Text to Image is the basic process in AI drawing. The corresponding picture is generated by inputting text descriptions. Its core is the diffusion model.
In the process of literary and graphic drawings, we need the following conditions:
1. Painter: Drawing Model
2. Canvas: potential space
3.**Requirements for the picture (prompt words):**Prompt words, including positive prompt words (elements that want to appear in the picture) and negative prompt words (elements that don't want to appear in the picture)
This text-to-image generation process can be simply understood as telling a painter (drawing model) your drawing requirements (positive prompt words, negative prompt words) and the painter will draw what you want according to your requirements.
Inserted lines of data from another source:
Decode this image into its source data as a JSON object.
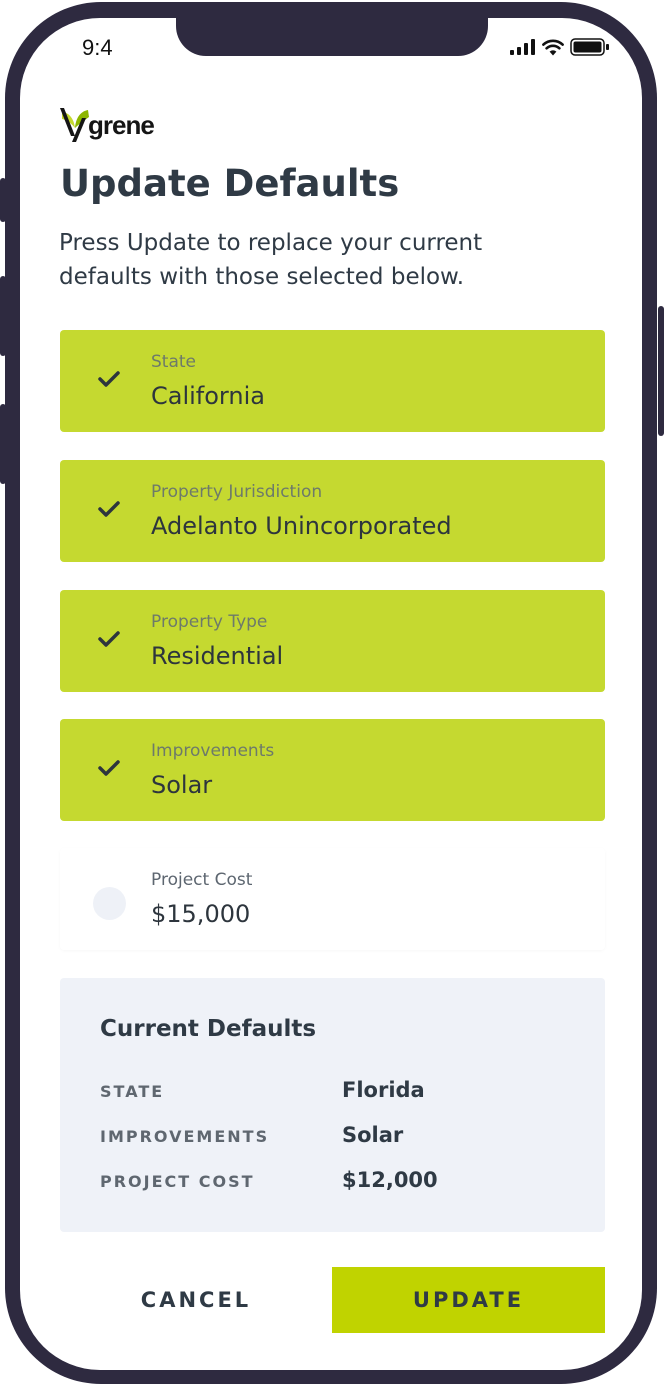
{
  "status_bar": {
    "time": "9:4"
  },
  "brand": {
    "name": "grene",
    "logo_icon": "ygrene-leaf-y-icon",
    "accent_color": "#c5d930"
  },
  "header": {
    "title": "Update Defaults",
    "subtitle": "Press Update to replace your current defaults with those selected below."
  },
  "options": [
    {
      "label": "State",
      "value": "California",
      "selected": true
    },
    {
      "label": "Property Jurisdiction",
      "value": "Adelanto Unincorporated",
      "selected": true
    },
    {
      "label": "Property Type",
      "value": "Residential",
      "selected": true
    },
    {
      "label": "Improvements",
      "value": "Solar",
      "selected": true
    },
    {
      "label": "Project Cost",
      "value": "$15,000",
      "selected": false
    }
  ],
  "current_defaults": {
    "title": "Current Defaults",
    "rows": [
      {
        "key": "STATE",
        "value": "Florida"
      },
      {
        "key": "IMPROVEMENTS",
        "value": "Solar"
      },
      {
        "key": "PROJECT COST",
        "value": "$12,000"
      }
    ]
  },
  "actions": {
    "cancel_label": "CANCEL",
    "update_label": "UPDATE",
    "update_color": "#c0d300"
  }
}
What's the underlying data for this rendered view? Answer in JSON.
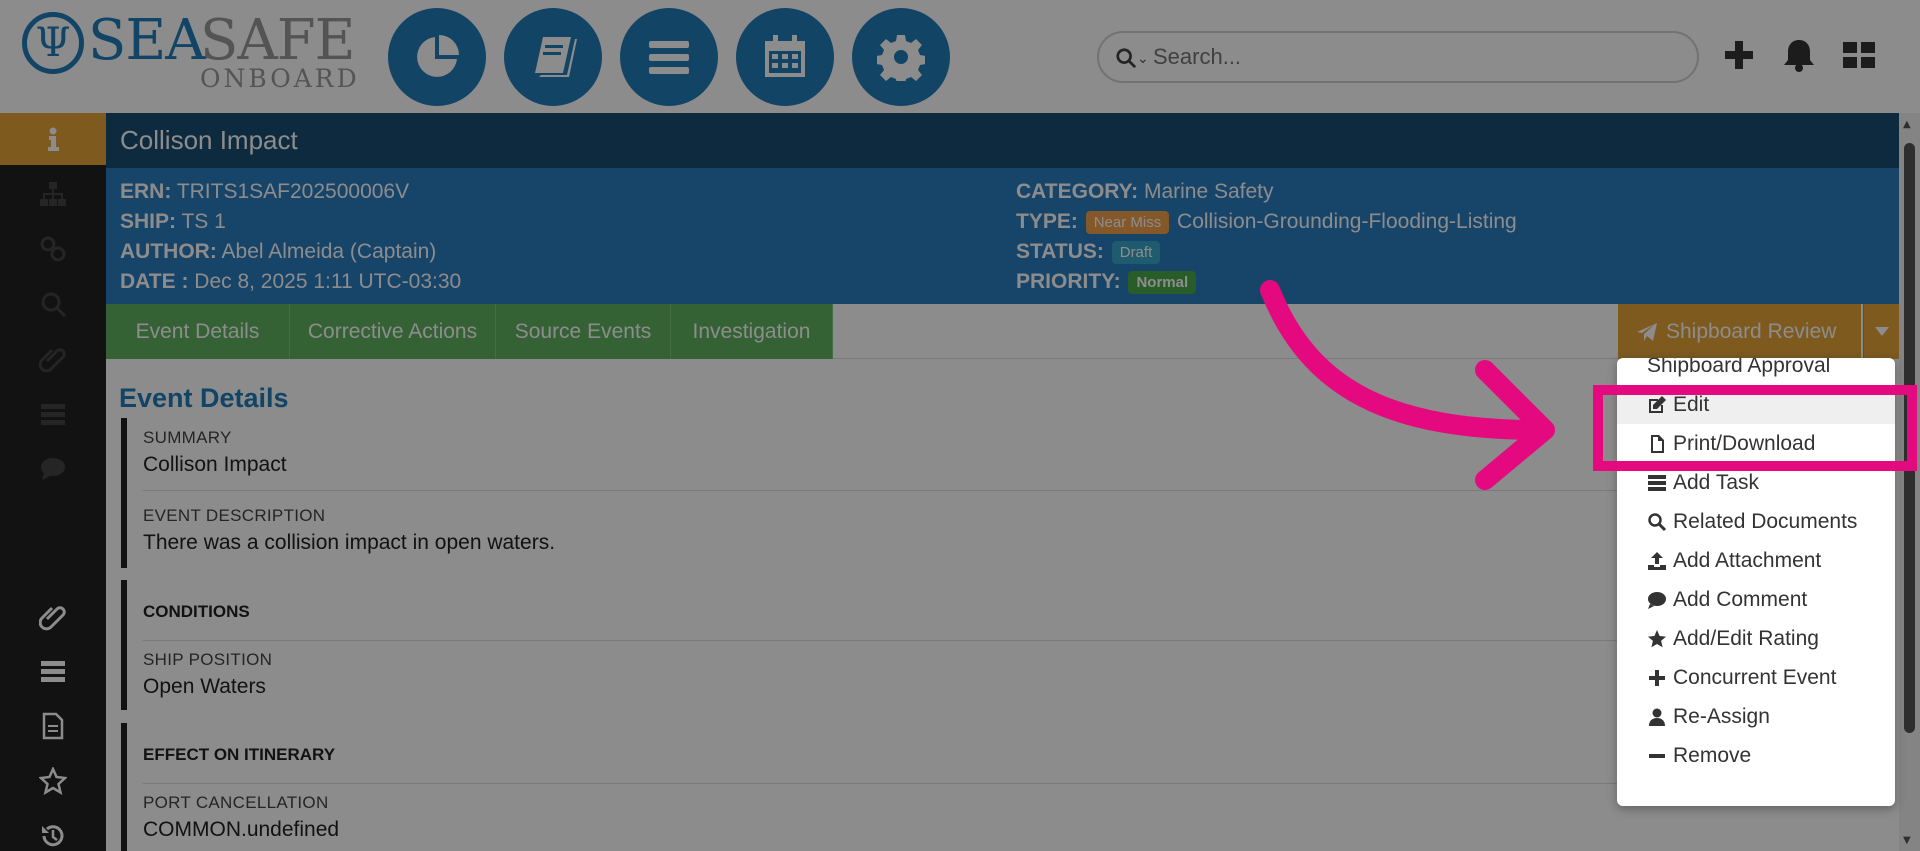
{
  "logo": {
    "sea": "SEA",
    "safe": "SAFE",
    "onboard": "ONBOARD"
  },
  "nav_buttons": [
    "dashboard-icon",
    "book-icon",
    "menu-icon",
    "calendar-icon",
    "gear-icon"
  ],
  "search": {
    "placeholder": "Search..."
  },
  "header_icons": [
    "plus-icon",
    "bell-icon",
    "grid-icon"
  ],
  "event": {
    "title": "Collison Impact",
    "ern_label": "ERN:",
    "ern": "TRITS1SAF202500006V",
    "ship_label": "SHIP:",
    "ship": "TS 1",
    "author_label": "AUTHOR:",
    "author": "Abel Almeida (Captain)",
    "date_label": "DATE :",
    "date": "Dec 8, 2025 1:11 UTC-03:30",
    "category_label": "CATEGORY:",
    "category": "Marine Safety",
    "type_label": "TYPE:",
    "type_badge": "Near Miss",
    "type": "Collision-Grounding-Flooding-Listing",
    "status_label": "STATUS:",
    "status_badge": "Draft",
    "priority_label": "PRIORITY:",
    "priority_badge": "Normal"
  },
  "tabs": [
    "Event Details",
    "Corrective Actions",
    "Source Events",
    "Investigation"
  ],
  "review_button": "Shipboard Review",
  "section": {
    "title": "Event Details",
    "summary_label": "SUMMARY",
    "summary": "Collison Impact",
    "description_label": "EVENT DESCRIPTION",
    "description": "There was a collision impact in open waters.",
    "conditions_heading": "CONDITIONS",
    "ship_position_label": "SHIP POSITION",
    "ship_position": "Open Waters",
    "itinerary_heading": "EFFECT ON ITINERARY",
    "port_cancellation_label": "PORT CANCELLATION",
    "port_cancellation": "COMMON.undefined"
  },
  "dropdown": {
    "items": [
      {
        "label": "Shipboard Approval",
        "icon": "none"
      },
      {
        "label": "Edit",
        "icon": "edit-icon"
      },
      {
        "label": "Print/Download",
        "icon": "file-icon"
      },
      {
        "label": "Add Task",
        "icon": "tasks-icon"
      },
      {
        "label": "Related Documents",
        "icon": "search-icon"
      },
      {
        "label": "Add Attachment",
        "icon": "upload-icon"
      },
      {
        "label": "Add Comment",
        "icon": "comment-icon"
      },
      {
        "label": "Add/Edit Rating",
        "icon": "star-icon"
      },
      {
        "label": "Concurrent Event",
        "icon": "plus-icon"
      },
      {
        "label": "Re-Assign",
        "icon": "user-icon"
      },
      {
        "label": "Remove",
        "icon": "minus-icon"
      }
    ]
  },
  "colors": {
    "brand": "#1f7db8",
    "accent": "#e6a43a",
    "highlight": "#e5097f",
    "tab_green": "#5fb35f"
  }
}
Please make sure you have at least one SD1.5 model file in the ComfyUI/models/checkpoints folder.
You can use these models:
1. v1-5-pruned-emaonly-fp16.safetensors
3. Anything V5
Please download the image below and drag the image into the ComfyUI interface, or use the menu Workflows -> Open Open this image to load the corresponding workflow
You can also select Text to Image from the menu Workflows -> Browse example workflows
After completing the installation of the corresponding drawing model, please refer to the steps below to load the corresponding model and perform the first image generation
Please correspond to the picture number and complete the following operations
1. Please use arrows in the Load Checkpoint node or click on the text area to ensure that v1-5-pruned-emaonly-fp16.safetensors is selected, and the left and right switching arrows will not show null text.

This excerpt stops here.